Кровати, целый день не застеленные, заваленные измятым и скомканным в тяжелом сне бельем, стояли как глубокие ладьи, готовые к отплытию во влажные и извилистые лабиринты некоей беззвездной, черной Венеции. Ранним утром Аделя приносила нам кофе. Мы лениво одевались в темных комнатах при свете свечек, многократно отраженных в черных стеклах окон. Эти утра были заполнены беспорядочной суетой, долгими поисками в шкафах и комодах. По всей квартире было слышно шлепанье туфель Адели.
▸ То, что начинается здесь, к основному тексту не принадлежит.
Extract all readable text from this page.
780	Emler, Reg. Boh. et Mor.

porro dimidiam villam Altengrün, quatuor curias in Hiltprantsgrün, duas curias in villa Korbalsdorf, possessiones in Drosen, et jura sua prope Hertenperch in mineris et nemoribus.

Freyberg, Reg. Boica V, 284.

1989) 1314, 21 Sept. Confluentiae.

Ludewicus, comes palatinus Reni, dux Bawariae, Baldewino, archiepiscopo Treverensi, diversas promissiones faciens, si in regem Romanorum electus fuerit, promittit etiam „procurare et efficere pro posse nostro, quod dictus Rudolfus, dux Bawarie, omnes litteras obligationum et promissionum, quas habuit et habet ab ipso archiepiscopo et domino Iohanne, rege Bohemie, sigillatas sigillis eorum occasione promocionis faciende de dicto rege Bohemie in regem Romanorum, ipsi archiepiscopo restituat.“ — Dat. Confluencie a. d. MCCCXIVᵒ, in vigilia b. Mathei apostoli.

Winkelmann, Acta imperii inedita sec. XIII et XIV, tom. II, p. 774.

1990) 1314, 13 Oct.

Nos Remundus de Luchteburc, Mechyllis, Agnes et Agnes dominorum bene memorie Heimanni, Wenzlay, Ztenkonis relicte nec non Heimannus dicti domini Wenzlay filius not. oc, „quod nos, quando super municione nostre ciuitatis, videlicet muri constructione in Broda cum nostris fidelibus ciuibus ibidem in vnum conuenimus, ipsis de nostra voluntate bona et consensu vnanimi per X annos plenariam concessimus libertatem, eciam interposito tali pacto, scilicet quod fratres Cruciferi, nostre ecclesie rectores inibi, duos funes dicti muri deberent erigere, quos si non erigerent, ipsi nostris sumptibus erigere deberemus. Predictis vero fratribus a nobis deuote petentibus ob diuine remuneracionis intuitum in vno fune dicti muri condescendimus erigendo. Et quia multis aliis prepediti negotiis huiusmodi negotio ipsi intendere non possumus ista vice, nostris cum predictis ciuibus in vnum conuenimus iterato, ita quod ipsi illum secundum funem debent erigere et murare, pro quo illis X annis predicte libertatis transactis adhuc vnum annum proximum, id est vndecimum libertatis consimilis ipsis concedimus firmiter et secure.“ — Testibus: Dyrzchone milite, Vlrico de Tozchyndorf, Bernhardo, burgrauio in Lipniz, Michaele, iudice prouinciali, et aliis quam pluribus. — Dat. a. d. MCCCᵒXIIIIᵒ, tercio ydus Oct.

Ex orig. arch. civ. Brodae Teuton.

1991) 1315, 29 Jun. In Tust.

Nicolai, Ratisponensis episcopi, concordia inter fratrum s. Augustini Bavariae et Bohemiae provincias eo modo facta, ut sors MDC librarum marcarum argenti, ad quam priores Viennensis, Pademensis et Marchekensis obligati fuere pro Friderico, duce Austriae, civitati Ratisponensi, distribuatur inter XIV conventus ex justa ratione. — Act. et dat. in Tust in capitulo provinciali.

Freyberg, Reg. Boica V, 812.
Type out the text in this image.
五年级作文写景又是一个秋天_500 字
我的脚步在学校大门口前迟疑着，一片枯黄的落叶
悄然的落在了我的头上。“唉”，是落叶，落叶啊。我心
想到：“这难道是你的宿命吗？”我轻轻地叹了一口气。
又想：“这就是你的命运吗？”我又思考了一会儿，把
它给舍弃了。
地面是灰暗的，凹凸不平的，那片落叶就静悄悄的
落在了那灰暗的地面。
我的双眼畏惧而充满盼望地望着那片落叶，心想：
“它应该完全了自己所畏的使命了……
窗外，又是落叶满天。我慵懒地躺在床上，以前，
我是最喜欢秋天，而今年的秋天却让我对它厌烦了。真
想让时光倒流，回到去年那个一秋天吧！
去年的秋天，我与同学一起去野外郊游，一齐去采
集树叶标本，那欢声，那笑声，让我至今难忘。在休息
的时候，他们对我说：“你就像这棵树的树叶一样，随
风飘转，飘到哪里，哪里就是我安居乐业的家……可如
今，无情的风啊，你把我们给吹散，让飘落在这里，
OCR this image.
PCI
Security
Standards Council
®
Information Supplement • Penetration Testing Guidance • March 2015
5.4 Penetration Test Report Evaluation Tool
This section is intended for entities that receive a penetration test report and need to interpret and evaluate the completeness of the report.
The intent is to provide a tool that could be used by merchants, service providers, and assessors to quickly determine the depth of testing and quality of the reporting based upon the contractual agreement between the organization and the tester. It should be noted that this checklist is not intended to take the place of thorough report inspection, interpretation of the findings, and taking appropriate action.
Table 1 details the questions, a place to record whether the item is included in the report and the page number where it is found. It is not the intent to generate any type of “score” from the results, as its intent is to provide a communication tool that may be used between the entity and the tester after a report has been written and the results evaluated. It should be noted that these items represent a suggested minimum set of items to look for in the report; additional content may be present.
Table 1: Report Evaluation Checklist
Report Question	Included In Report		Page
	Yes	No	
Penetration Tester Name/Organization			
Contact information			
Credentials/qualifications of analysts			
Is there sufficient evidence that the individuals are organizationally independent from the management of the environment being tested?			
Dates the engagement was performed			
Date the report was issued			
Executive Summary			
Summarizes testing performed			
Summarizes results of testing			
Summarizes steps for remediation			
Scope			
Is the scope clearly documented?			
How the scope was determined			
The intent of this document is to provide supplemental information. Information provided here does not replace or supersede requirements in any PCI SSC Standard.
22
Приказчики зажигали фонари, принимали у мамы огромные ключи от лавки и выходили в густую круговерть темноты. Мама никак не могла управиться с туалетом. В подсвечнике догорали свечи. Аделя пропадала где-то в дальних комнатах или на чердаке, где развешивала белье. Ее невозможно было дозваться. Еще молодой, мутный и грязный огонь в печи лизал холодные блестящие наросты сажи в гортани дымохода. Свеча гасла, комната погружалась в темноту. Полуодетые, положив головы на скатерть между тарелками с остатками завтрака, мы засыпали. Лежа лицами на пушистом брюхе темноты, мы уплывали по волнам ее дыхания в беззвездное ничто. Будил нас шум уборки. Мама никак не могла управиться с туалетом. Прежде чем она кончала причесываться, возвращались на обед приказчики. Сумрак на рыночной площади приобретал цвет золотистого дыма. Через минуту из этого медового дыма, из этого мутного янтаря могли бы развиться цвета прекраснейшего дня. Но счастливый момент проходил, амальгама зари отцветала, поднявшаяся закваска дня, уже почти созревшая, опять опадала в бессильную серость. Мы усаживались за стол, приказчики потирали красные от холода руки, и внезапно вместе с прозой их разговоров приходил день, серый и пустой вторник, день без традиций и без лица. Но когда на столе появлялось блюдо с двумя большими рыбами, лежащими бок о бок в скользком желе, голова к хвосту, как фигура зодиака, мы видели в них герб этого дня, календарную эмблему безымянного вторника и поспешно делили ее между собой, исполненные облегчения, оттого что день обрел в ней свое лицо.
Приказчики вкушали ее с благоговением, с важностью, приличествующей календарной церемонии. По комнате расплывался запах перца. А когда они хлебом вытирали остатки желе со своих тарелок, мысленно оценивая геральдику последующих дней недели, и на блюде оставались только головы с вываренными глазами, мы все чувствовали, что общими усилиями одолели день, и остаток его можно не принимать в расчет.
И правда, Аделя с этим остатком, отданным на ее милость, долго не церемонилась. Под дребезжание кастрюль и плеск холодной воды она энергично ликвидировала оставшиеся до сумерек два-три часа, которые мама просыпала на оттоманке. Тем временем в столовой уже подготавливались декорации вечера. В ней располагались швеи Польда и Паулина с реквизитом своей профессии. На их руках в комнату вплывала молчаливая и неподвижная особа, дама из волоса и полотна с черным деревянным шаром вместо головы. Однако, встав в углу, между дверью и печью, тихая эта дама делалась хозяйкой положения. Недвижная, она молчаливо надзирала из своего угла за работой девушек. Исполненная критицизма и недоброжелательства, она принимала их старания и ухаживания, когда они опускались перед нею на колени, примеряя фрагменты платья, схваченные белой наметкой. Девушки внимательно и терпеливо обслуживали безмолвного идола, но его ничем нельзя было ублажить. Молох этот был неумолим, как бывают неумолимы только женские молохи, и снова и снова отсылал их к работе, а девушки, стройненькие и тоненькие, похожие чем-то на катушки, с которых они сматывали нитки, и такие же вертлявые, как катушки, ловко и ладно манипулировали с кипой шерсти и шелка, врезались щелкающими ножницами в эту яркую массу, стрекотали на швейной машине, нажимая на педаль ножкой в дешевой лакированной туфельке, и возле них росла куча обрезков, разноцветных лоскутьев и кусочков, словно шелуха и чешуйки, которые выплевывает пара привередливых и расточительных попугаев. Кривые челюсти ножниц со скрежетом раскрывались, как клювы этих ярких птиц.